57. Tout jugement de déclaration d'absence rendu avant l'entrée en vigueur de la présente loi ou après
l'entrée en vigueur de celle-ci, en application de l'article 49 produira, à l'expiration d'un délai de
cinq ans à dater de sa publication, les effets que la présente loi y attache. Art. 58. Les
dispositions de la présente loi relatives à la déclaration judiciaire de décès sont applicables aux procédures
en cours, en ce compris celles poursuivies conformément à la loi du 28 juillet 1921 sur la validation
des actes de l'état civil, la rectification des actes de décès dressés pendant la guerre et la déclaration
judiciaire du décès, et à la loi du 20 août 1948 relative aux déclarations de décès et de présomption
de décès et à la transcription et la rectification administrative de certains actes de décès. Promulguons
la présente loi, ordonnons qu'elle soit revêtue du sceau de l'Etat et publiée par le Moniteur belge. Donné
à Bruxelles, le 9 mai 2007. ALBERT Par le Roi : La Ministre de la Justice, Mme
L. ONKELINX Scellé du sceau de l'Etat : La Ministre de la Justice, Mme L.

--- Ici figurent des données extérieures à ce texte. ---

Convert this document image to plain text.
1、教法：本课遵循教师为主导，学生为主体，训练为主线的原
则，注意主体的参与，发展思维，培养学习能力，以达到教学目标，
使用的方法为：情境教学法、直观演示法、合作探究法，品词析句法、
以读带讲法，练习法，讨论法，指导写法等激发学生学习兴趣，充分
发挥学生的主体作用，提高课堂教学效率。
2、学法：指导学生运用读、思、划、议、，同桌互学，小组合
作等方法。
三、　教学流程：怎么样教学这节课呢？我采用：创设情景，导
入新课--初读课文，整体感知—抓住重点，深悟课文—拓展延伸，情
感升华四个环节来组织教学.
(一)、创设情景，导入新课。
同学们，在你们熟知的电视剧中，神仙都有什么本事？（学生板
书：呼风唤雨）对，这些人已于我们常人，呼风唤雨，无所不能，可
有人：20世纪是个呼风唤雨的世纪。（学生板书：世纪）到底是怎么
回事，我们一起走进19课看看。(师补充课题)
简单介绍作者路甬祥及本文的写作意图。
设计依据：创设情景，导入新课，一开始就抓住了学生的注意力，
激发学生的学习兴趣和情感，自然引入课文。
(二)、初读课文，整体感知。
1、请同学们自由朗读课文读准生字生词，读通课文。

ONKELINX _______ Note (1) Session ordinaire 2003-2004. Chambre
des représentants : Documents. - Proposition de loi de MM. Borginon, Marinower et Mme Taelman,
51-0614 - N° 001. - Amendements, 51-0614 - N° 002. - Avis du Conseil d'Etat, 51-0614 - N° 003. - Amendements,
51-0614 - nos 004 à 007. - Rapport, 51-0614 - N° 008. - Texte adopté par la commission
(art. 77 de la Constitution), 51-0614 - N° 009. - Texte adopté par la commission (art. 78 de la Constitution),
51-0614 - N° 010. - Texte adopté en séance plénière et transmis au Sénat (art. 78 de la Constitution),
51-0614 - N° 011. Voir aussi : compte-rendu intégral : 6 juillet 2006. Session ordinaire
2006-2007. Sénat : Documents. - Projet évoqué par le Sénat, 3-1792 - N° 1. - Amendements,
3-1792 - nos 2 à 4. - Rapport, 3-1792 - N° 5. - Texte adopté par la commission, 3-1792
- N° 6. - Texte amendé par le Sénat et renvoyé à la Chambre des représentants, 3-1792 - N° 7. Voir
aussi : annales du Sénat : 8 mars 2007. Chambre des représentants : Documents. -
Projet amendé par le Sénat, 51-0614 - N° 012. - Rapport, 51-0614 - N° 013. - Texte corrigé par la commission,
51-0614 - N° 014. - Texte adopté en séance plénière et soumis à la sanction royale, 51-0614 - N° 015. Voir
aussi : compte-rendu intégral : 24 et 25 avril 2007.